Affidi, business da un miliardo
di Paolo Crecchi
I pagamenti sono garantiti dai Comuni che a volte vorrebbero comportarsi diversamente e organizzare l’assistenza su altre basi, ma devono fare i conti con l’inflessibilità dei tribunali dei minori. Dietro alle case famiglia ci sono enti religiosi e privati, che spesso riescono a lucrare sulle rette non assicurando ai ragazzi il sostentamento e il sostegno pattuiti.
Il problema sono i controlli: lo stato li affida alle associazioni no profit, ma i muraglioni dei convitti si rivelano troppe volte barriere inaccessibili. «Dietro un affido - conferma l’assessore ai servizi sociali di Albenga, Eraldo Ciangherotti - ci sono posti di lavoro e un’economia robusta. Bisogna vigilare perché non vengano privati i genitori del diritto ad allevare i propri figli, magari dietro una segnalazione un po’ frettolosa».
Il caso di Khalid, per esempio. Qualcuno si è preso la briga di sostenere che era separato (falso), che non era affidabile (falso), che non andava a trovare i bambini in comunità (lui ha esibito il tabulato con gli orari delle visite, non ne ha mai saltata una).
Il business degli affidi è incrudelito dai tempi della giustizia italiana.
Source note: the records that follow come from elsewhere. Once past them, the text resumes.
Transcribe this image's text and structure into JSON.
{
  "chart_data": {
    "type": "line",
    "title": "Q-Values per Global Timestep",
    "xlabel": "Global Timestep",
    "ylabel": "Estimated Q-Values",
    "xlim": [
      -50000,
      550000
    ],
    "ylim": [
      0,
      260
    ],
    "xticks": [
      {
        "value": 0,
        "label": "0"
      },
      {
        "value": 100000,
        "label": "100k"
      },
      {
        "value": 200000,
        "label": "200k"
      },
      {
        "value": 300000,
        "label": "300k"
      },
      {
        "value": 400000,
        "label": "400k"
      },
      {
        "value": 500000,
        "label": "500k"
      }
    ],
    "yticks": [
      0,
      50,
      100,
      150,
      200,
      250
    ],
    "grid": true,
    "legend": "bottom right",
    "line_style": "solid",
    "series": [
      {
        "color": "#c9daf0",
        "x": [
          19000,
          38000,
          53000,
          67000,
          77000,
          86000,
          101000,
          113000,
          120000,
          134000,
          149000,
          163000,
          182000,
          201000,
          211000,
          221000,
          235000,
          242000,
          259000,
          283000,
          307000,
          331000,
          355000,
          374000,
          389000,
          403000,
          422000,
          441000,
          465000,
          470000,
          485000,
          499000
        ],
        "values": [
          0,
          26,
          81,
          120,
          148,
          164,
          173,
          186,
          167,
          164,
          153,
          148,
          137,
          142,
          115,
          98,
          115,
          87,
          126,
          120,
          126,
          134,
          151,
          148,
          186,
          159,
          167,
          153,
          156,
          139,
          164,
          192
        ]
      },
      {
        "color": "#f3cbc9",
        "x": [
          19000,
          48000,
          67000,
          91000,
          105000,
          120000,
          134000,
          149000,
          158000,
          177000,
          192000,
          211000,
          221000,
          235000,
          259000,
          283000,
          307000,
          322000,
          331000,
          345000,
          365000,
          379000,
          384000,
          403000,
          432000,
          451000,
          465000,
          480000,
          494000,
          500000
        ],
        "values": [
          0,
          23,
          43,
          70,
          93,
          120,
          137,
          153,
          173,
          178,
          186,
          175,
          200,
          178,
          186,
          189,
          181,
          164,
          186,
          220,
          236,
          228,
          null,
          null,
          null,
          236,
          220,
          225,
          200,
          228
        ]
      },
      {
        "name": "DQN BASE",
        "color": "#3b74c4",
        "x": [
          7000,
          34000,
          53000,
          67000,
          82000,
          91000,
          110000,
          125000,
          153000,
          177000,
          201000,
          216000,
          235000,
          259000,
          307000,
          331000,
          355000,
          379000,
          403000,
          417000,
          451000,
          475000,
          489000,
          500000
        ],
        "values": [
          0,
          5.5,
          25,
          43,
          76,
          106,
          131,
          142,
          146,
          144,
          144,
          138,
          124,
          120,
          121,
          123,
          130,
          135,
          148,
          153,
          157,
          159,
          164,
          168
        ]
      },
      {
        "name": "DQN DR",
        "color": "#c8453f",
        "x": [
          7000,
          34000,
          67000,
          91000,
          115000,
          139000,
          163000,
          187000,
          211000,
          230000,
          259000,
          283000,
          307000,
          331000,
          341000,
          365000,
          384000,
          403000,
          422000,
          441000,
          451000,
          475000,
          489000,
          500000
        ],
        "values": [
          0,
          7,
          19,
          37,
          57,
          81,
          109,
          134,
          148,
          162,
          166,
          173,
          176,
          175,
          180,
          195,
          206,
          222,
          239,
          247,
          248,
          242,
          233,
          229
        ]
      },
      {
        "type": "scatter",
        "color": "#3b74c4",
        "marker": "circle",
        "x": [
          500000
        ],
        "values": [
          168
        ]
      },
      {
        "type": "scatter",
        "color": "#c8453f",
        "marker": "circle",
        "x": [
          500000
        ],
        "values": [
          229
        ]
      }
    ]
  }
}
Khalid: «Il giudice ha ordinato una consulenza tecnica, come se fossi in lite con mia moglie e non lo sono. Ma soprattutto devo aspettare altri quattro mesi: ma scherziamo? E perché? Chi mi restituirà il tempo perduto, trascorso senza i miei affetti»? Il giudice Cavatorta, di fronte a questi obiettivi, non sembra scosso: «La giustizia ha i suoi tempi». Appunto.
E siccome spesso le segnalazioni sono frutto di piccole vendette, cattiveria, disinformazione, troppi affidamenti si rivelano un’ingiustizia. La deputata Sbai Souad: «Abbiamo passato il livello di guardia. I tribunali dei minori hanno un potere spropositato, e spesso non seguono l’evolversi delle situazioni».
Nella denuncia alla procura della repubblica di roma, Sbai Souad ricorda che la figlia di Khalid è stata portata fuori dai confini nazionali, durante le prove dell’affidamento alla famiglia musulmana, senza il consenso del padre. Chi doveva vigilare? Attenzione: per legge, il minore ha il diritto inviolabile di crescere nel nucleo familiare, fino al terzo grado di parentela.